Second-line treatment: after 1~2 weeks of conventional dose use cannot effectively control symptoms, considering the differences in response to treatment in different individuals or types of urticaria, there are options: change the species or increase the dose by 2~4 times with informed consent from patients; combine with first generation antihistamines, which can be taken at bedtime to reduce adverse effects; combine with second generation antihistamines, and advocate the combination of drugs of similar structure such as loratadine and Desloratadine combination to enhance the anti-inflammatory effect; combination of anti-leukotriene drugs, especially for NSAID-induced urticaria.
Third-line treatment: for patients who fail to respond to the above treatments, the following treatment options can be considered [6-9]: cyclosporine, 3-5 mg/kg daily in 2-3 oral doses. Because of its high incidence of adverse reactions, it is used only in severe cases and in patients who have failed to respond to any dose of antihistamines. Glucocorticoids, for acute, severe or urticaria with laryngeal edema}, prednisone 30-40 mg (or equivalent dose) orally for 4-5 d and then discontinued, are not advocated for routine use in chronic urticaria.
Immunoglobulins, such as intravenous immunoglobulins at 2 g daily for 5 d, are suitable for severe autoimmune urticaria. Biologic agents, such as omalizumab (anti-IgE monoclonal antibody), have shown positive efficacy in refractory chronic urticaria in foreign studies. Phototherapy, for chronic spontaneous urticaria and artificial urticaria patients can try UVA and UVB treatment for 1 to 3 months along with antihistamines.

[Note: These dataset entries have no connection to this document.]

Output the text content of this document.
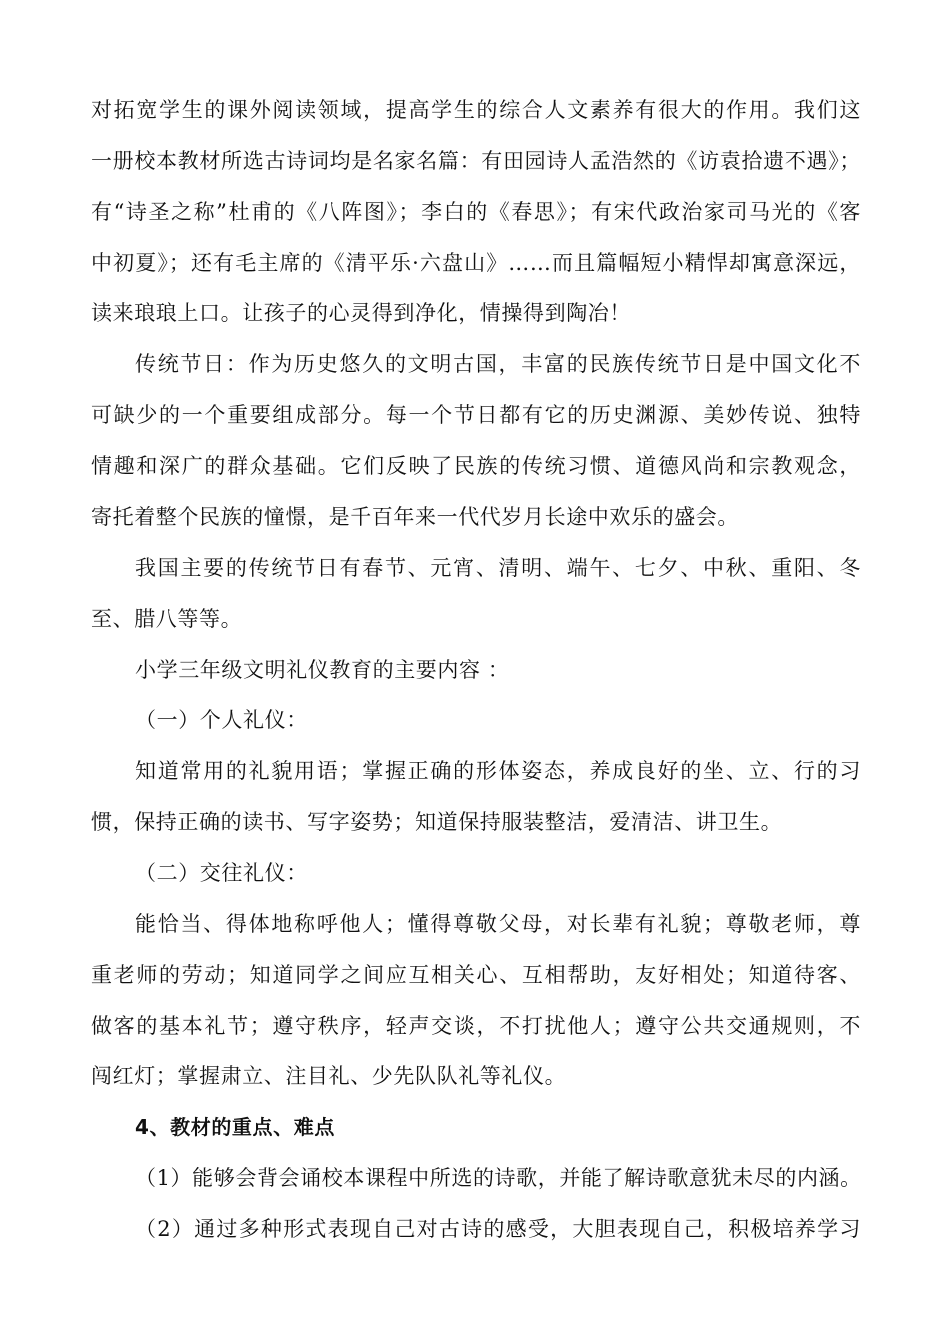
对拓宽学生的课外阅读领域，提高学生的综合人文素养有很大的作用。我们这
一册校本教材所选古诗词均是名家名篇：有田园诗人孟浩然的《访袁拾遗不遇》；
有“诗圣之称”杜甫的《八阵图》；李白的《春思》；有宋代政治家司马光的《客
中初夏》；还有毛主席的《清平乐·六盘山》……而且篇幅短小精悍却寓意深远，
读来琅琅上口。让孩子的心灵得到净化，情操得到陶冶！
传统节日：作为历史悠久的文明古国，丰富的民族传统节日是中国文化不
可缺少的一个重要组成部分。每一个节日都有它的历史渊源、美妙传说、独特
情趣和深广的群众基础。它们反映了民族的传统习惯、道德风尚和宗教观念，
寄托着整个民族的憧憬，是千百年来一代代岁月长途中欢乐的盛会。
我国主要的传统节日有春节、元宵、清明、端午、七夕、中秋、重阳、冬
至、腊八等等。
小学三年级文明礼仪教育的主要内容 ：
（一）个人礼仪：
知道常用的礼貌用语；掌握正确的形体姿态，养成良好的坐、立、行的习
惯，保持正确的读书、写字姿势；知道保持服装整洁，爱清洁、讲卫生。
（二）交往礼仪：
能恰当、得体地称呼他人；懂得尊敬父母，对长辈有礼貌；尊敬老师，尊
重老师的劳动；知道同学之间应互相关心、互相帮助，友好相处；知道待客、
做客的基本礼节；遵守秩序，轻声交谈，不打扰他人；遵守公共交通规则，不
闯红灯；掌握肃立、注目礼、少先队队礼等礼仪。
4、教材的重点、难点
（1）能够会背会诵校本课程中所选的诗歌，并能了解诗歌意犹未尽的内涵。
（2）通过多种形式表现自己对古诗的感受，大胆表现自己，积极培养学习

Treatment of acute urticaria: When the cause is actively clarified and removed and the symptoms cannot be effectively controlled by oral antihistamines, glucocorticoids can be chosen: prednisone 30~40 mg, orally discontinued after 4~5 d, or equivalent doses of dexamethasone intravenously or intramuscularly, especially for severe or urticaria with laryngeal edema; 1:1,000 epinephrine solution 0,2~0,4 ml subcutaneously or intramuscularly injection, which can be used for acute urticaria with shock or severe urticaria with angioedema.

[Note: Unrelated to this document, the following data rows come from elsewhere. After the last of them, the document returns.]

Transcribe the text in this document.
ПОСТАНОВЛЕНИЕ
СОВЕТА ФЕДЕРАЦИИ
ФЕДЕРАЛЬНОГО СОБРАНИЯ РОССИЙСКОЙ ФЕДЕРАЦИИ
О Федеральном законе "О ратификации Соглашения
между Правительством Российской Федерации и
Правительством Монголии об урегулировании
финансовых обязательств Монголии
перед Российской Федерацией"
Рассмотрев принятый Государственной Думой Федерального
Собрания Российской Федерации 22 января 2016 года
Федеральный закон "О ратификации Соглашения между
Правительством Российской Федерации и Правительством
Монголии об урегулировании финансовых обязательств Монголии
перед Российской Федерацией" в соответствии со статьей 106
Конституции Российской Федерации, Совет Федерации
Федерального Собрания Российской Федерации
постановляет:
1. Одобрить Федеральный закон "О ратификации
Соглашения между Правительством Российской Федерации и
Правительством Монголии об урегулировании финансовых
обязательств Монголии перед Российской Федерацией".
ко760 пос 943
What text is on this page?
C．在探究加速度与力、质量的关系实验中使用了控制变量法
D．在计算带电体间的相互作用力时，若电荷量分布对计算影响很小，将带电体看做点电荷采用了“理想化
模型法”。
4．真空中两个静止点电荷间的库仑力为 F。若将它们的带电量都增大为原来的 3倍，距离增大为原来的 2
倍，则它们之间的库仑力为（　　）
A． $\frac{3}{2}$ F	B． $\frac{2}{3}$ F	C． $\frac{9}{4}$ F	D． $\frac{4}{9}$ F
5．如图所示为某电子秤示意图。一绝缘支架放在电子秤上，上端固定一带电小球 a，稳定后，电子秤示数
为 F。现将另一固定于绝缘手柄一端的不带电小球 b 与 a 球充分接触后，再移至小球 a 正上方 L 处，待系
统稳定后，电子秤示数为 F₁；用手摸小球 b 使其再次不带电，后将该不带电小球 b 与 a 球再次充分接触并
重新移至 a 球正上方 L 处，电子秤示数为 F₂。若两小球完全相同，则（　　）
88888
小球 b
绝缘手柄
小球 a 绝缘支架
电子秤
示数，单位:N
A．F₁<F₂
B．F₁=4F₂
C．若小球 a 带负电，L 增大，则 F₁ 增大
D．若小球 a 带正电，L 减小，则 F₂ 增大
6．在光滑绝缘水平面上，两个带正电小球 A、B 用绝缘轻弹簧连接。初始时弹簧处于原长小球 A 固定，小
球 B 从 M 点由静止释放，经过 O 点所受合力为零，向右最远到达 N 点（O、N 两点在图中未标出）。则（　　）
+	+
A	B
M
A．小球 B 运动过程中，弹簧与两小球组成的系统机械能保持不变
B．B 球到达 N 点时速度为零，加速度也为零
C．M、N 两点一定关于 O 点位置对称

Treatment of induced urticaria: Induced urticaria is relatively poorly treated with conventional antihistamines, and in cases where treatment is ineffective, some special treatments are chosen.

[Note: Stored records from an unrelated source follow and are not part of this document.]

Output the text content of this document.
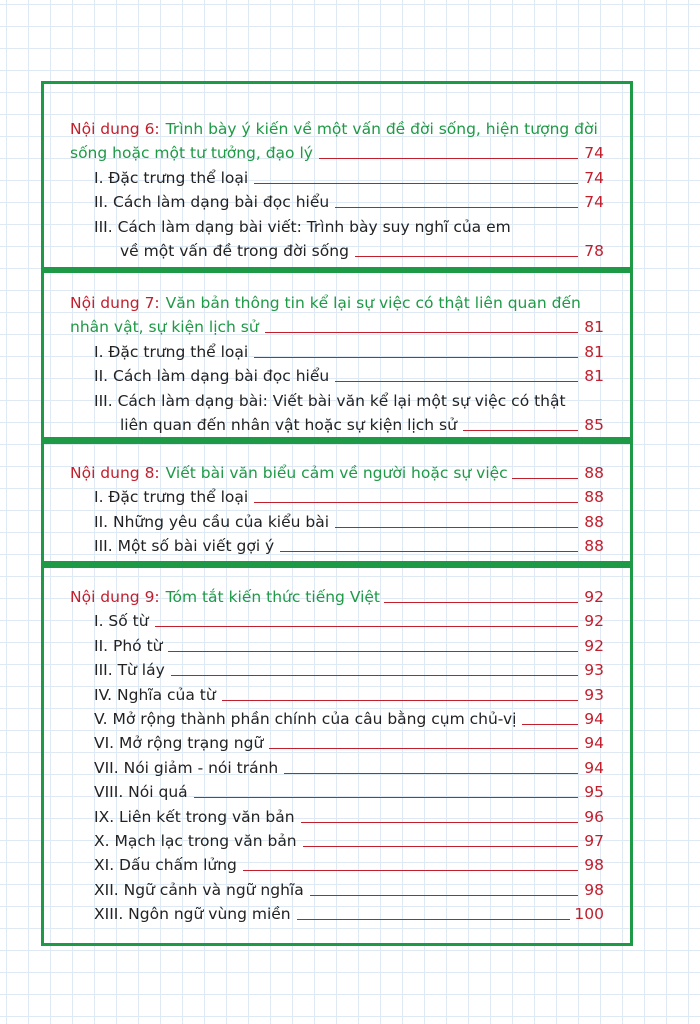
Nội dung 6: Trình bày ý kiến về một vấn đề đời sống, hiện tượng đời
sống hoặc một tư tưởng, đạo lý	74
I. Đặc trưng thể loại	74
II. Cách làm dạng bài đọc hiểu	74
III. Cách làm dạng bài viết: Trình bày suy nghĩ của em
về một vấn đề trong đời sống	78
Nội dung 7: Văn bản thông tin kể lại sự việc có thật liên quan đến
nhân vật, sự kiện lịch sử	81
I. Đặc trưng thể loại	81
II. Cách làm dạng bài đọc hiểu	81
III. Cách làm dạng bài: Viết bài văn kể lại một sự việc có thật
liên quan đến nhân vật hoặc sự kiện lịch sử	85
Nội dung 8: Viết bài văn biểu cảm về người hoặc sự việc	88
I. Đặc trưng thể loại	88
II. Những yêu cầu của kiểu bài	88
III. Một số bài viết gợi ý	88
Nội dung 9: Tóm tắt kiến thức tiếng Việt	92
I. Số từ	92
II. Phó từ	92
III. Từ láy	93
IV. Nghĩa của từ	93
V. Mở rộng thành phần chính của câu bằng cụm chủ-vị	94
VI. Mở rộng trạng ngữ	94
VII. Nói giảm - nói tránh	94
VIII. Nói quá	95
IX. Liên kết trong văn bản	96
X. Mạch lạc trong văn bản	97
XI. Dấu chấm lửng	98
XII. Ngữ cảnh và ngữ nghĩa	98
XIII. Ngôn ngữ vùng miền	100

Treatment of pregnant and lactating women and children: In principle, antihistamines are avoided during pregnancy as much as possible. However, if symptoms recur and seriously affect the patient’s life and work, and antihistamines must be used for treatment, the patient should be informed that there are no absolutely safe and reliable drugs available, and relatively safe and reliable drugs such as loratadine should be chosen on the balance of pros and cons. Most antihistamines can be secreted into breast milk.
In comparison, cetirizine and loratadine are secreted at lower levels in breast milk and may be recommended at the discretion of lactating women, using lower doses if possible. Chlorpheniramine can be secreted through breast milk, reduce the infant’s appetite and cause drowsiness, etc., and should be avoided.
Non-sedating antihistamines are also a first-line choice for the treatment of urticaria in children. The minimum age limits and doses vary significantly among drugs and should be administered according to the drug instructions. Similarly, in children who are not responding to treatment, first-generation (nighttime) and second-generation (daytime) antihistamines can be combined, but with concern for the effects of sedating antihistamines on the child’s learning, etc.